Virginia Tech Baseball – “Sacrifice Flies in Virginia Tech Baseball”

Tech baseball fans may have noticed that their team’s batting motion has been one of their most memorable features. A favorite of the crowd, Tech’s batting motion is often the catalyst for rally-starting rallies. It’s this style of hitting that keeps Tech free and loose, allowing them to be dangerous in the postseason. The team is also known for their aggressiveness and hard-nosed approach, and this is reflected in the number of home runs they’ve hit this season.

Home runs

Nick Biddison led the way for the Hokies with two solo home runs. His hit tied the school record for most home runs by a player in an NCAA tournament game. He was accompanied by fellow first baseman Gavin Cross and Caden Hunter, who each added a pair of solo shots. Tanner Schobel also hit a solo home run. In an NCAA regional game, Virginia Tech fans were allowed to bring a sledgehammer to celebrate home runs. In the Super Regional, however, that was prohibited.

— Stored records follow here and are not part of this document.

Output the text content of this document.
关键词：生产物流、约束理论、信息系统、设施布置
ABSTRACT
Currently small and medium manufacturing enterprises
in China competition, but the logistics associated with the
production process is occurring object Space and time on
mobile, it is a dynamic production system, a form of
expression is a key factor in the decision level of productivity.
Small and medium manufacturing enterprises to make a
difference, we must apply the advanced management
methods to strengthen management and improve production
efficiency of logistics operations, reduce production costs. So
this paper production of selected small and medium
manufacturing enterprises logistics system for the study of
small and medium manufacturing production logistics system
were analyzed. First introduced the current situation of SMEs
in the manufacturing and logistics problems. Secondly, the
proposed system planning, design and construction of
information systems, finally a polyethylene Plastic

Freshman Carson Jones collected five RBIs in Sunday’s 16-5 win over Toledo. The win marks the most runs scored in one inning in ACC play since 2005. Virginia Tech junior Shane Connolly earned the win out of the bullpen, allowing one hit and no walks over three innings while striking out three. The Hokies’ starting pitcher was sophomore Chris Gerard, who threw two scoreless innings and recorded four strikeouts.

Sacrifice flies

In this week’s edition of “Sacrifice Flies in Virginia Tech Baseball,” we look at the importance of sacrifice flies and their impact on the game. The team has struggled at the plate this season and this is particularly true for freshman shortstop Jack Hurley. Hurley led off the game with a leadoff single, and Cade Hunter followed with a six-pitch full-count walk. After being picked off at second by Eddie Malinowski, the Hokies added another run on a double by Carson Jones. After a pitching change, Szefc called it a swing and a load by working a walk, and his players responded.

Slugging percentage

The Slugging percentage of Virginia Tech’s players ranks sixth in the country, and the top four hitters on the team are from the state of Virginia. This year’s team is led by Gehrig Anglin, who is hitting.317. In addition, the Raiders have three players who hit more than 10 home runs. The top hitters in each category were listed below. The most impressive stat about Virginia Tech’s offense is the number of home runs they hit.

Leadoff home run

The Virginia Tech baseball team blasted five home runs on Friday to beat Oklahoma 43-22. Biddison hit two of the three, and the senior also swung a pretend sledgehammer. The leadoff home run in the third inning gave Tech a 5-0 lead and made it more interesting for the rest of the game. The hokies had 15 hits overall, but only four were home runs.

Nick Biddison

While his high school performance was exemplary, Biddison’s recruitment at Virginia Tech was less than stellar. Originally verbally committed to North Carolina, he was dropped by the Tar Heels at the start of his senior year. So, he contacted Virginia Tech assistant Kurt Elbin, plucked from the VCU staff. Biddison explained that he wanted a new college baseball home and was eager to start at Tech.

Cade Hunter

The 2020 Virginia Tech baseball recruit is already making a name for himself. The catcher started seven games this season, starting every one of them as a catcher. Hunter tallied six hits and two RBIs in a 2-for-4 outing against VCU on March 9. He hit a season-best two-run homer in a doubleheader at Miami on February 26, and smoked a three-run homer at Radford on Feb. 23.